Raise your hand if you’ve tried to create an account and log into a website, only to be get frustrated with how difficult it is.
If I had two dozen hands, I’d raise them all!
Forms are a standard on the web, used for online shopping, access to content, email, social media, and more.
Why do they have to be so difficult?
And what can you do as a designer or developer to minimize the pain?
First step, consider whether you need an account in the first place.
…if you do run an online store, make guest checkout the default and offer to save customer details and create an account once a purchase has been completed.
Sign-up Form Best Practices
In his 13-minute Chrome Dev Summit 2020 video, Chrome Developer Advocate Sam Dutton shares helpful tips and advice for creating forms that help your users sign up, sign in, and manage their account.
He discusses:
- What to consider before you add a sign-in form
- How to minimize clutter and maintain focus on the form
- Best practices for passwords
Key Takeaways
Dutton highlighted helpful tips for creating sign-up forms that simplify the sign-in process and keep the user focused.
Here are my top takeaways:
- Consider whether you need to force the user to create an account.

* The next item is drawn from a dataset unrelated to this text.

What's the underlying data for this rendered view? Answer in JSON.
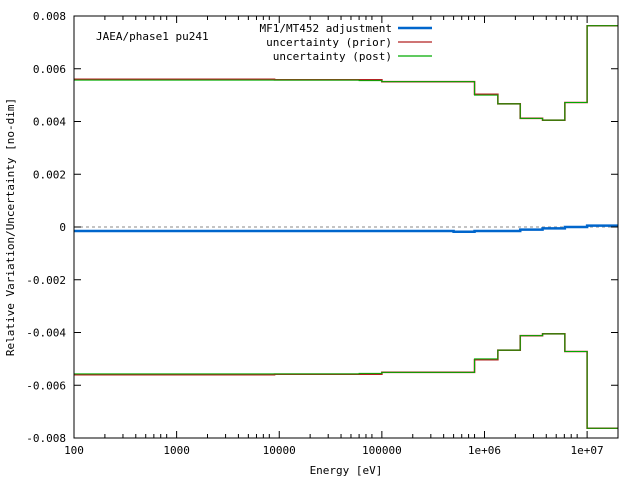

Client-side storage may be sufficient to save info between navigation/sessions.
- If creating an account is required, make it quick and easy
- Provide more than one option for people to sign in, whether it’s with an identity provider (also known as federated login) or with an email account and password
- Make it clear where users sign in
- Help password managers to work with your website: code your forms correctly, make sure autocorrect is used correctly in your HTML
- Implement rules for password strength, never allow compromised passwords. Check whether the password has already been compromised.
- Don’t force users to update passwords. Monitor for unusual account activity and warn users.
- Support multi-factor authentication
- Make it easy for users to change their passwords
- Allow users to easily delete their accounts, provide a prominent “Delete Account” link
Wrapping Up
First question to ask when designing a sign-in form: do you really need it?
Filling out online forms is one of the top frustrations for people. Why force someone to complete a form when it’s not needed?
By following the best practices Sam Dutton recommends in his video, you can optimize your sign-in forms to provide website visitors a better user experience.